Nè i fatti opposti come obliterati possono trovare ingresso in questa sede, atteso che i medesimi, a tacer d’altro, non hanno formato oggetto di una indicazione specifica e sono mancanti di quell’astratta idoneità a contrastare la pluralità degli elementi valutati dai giudici di merito.

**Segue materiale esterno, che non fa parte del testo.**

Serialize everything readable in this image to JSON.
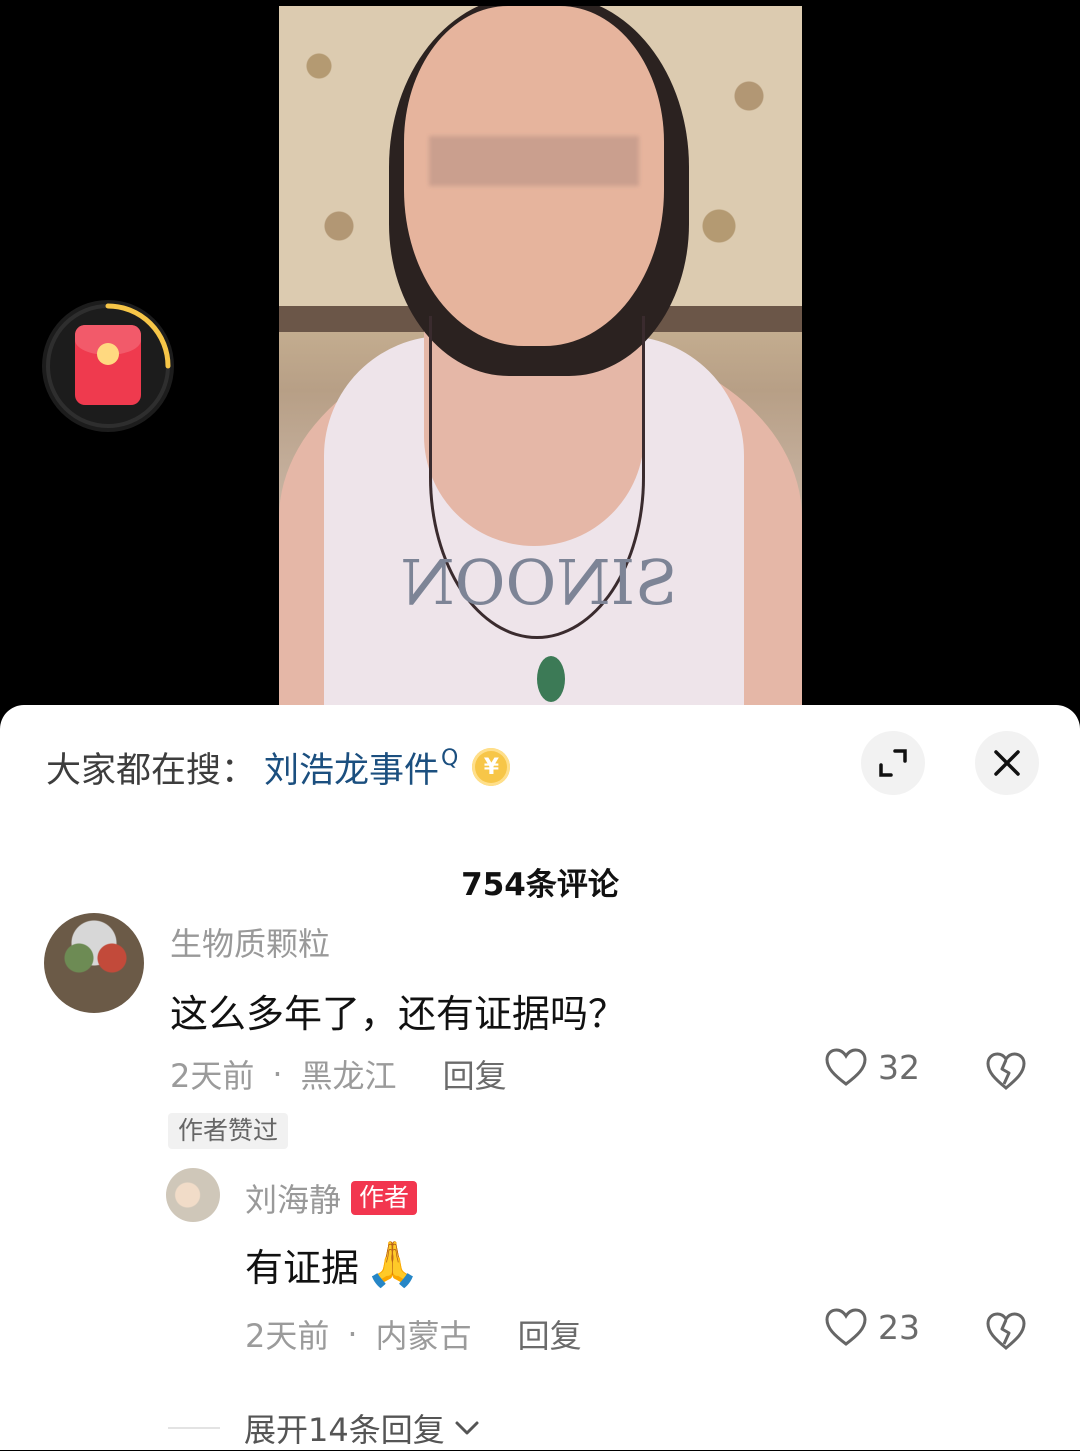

2. Anche la seconda (e, in questa sede, ultima delle censure proposte) è manifestamente infondata in ossequio al già affermato (Cass. Sez. 1, Sentenza n. 44609 del 14/10/2008, Errante) principio secondo cui "l’impedimento del difensore per contemporaneo impegno professionale, quantunque tutelato dall’ordinamento con il riconoscimento del diritto al rinvio dell’udienza, non costituisce un’ipotesi d’impossibilità assoluta a partecipare all’attività difensiva e non da luogo pertanto a un caso in cui vengono in applicazione i limiti di durata della sospensione del corso della prescrizione previsti dall’art. 159 c.p., comma 1, n. 3, nel testo introdotto dalla L. 5 dicembre 2005 n. 251, art. 6". 3. Il ricorso dell’ imputato, in conclusione, va dichiarato inammissibile e lo stesso va condannati, ex art. 616 c.p.p., al pagamento delle spese processuali ed al pagamento della somma di mille Euro in favore della Cassa delle ammende.

P.Q.M.

dichiara inammissibile il ricorso e condanna il ricorrente al pagamento delle spese processuali e della somma di Euro mille in favore della Cassa delle ammende.

Testo non ufficiale. La sola stampa del bollettino ufficiale ha carattere legale.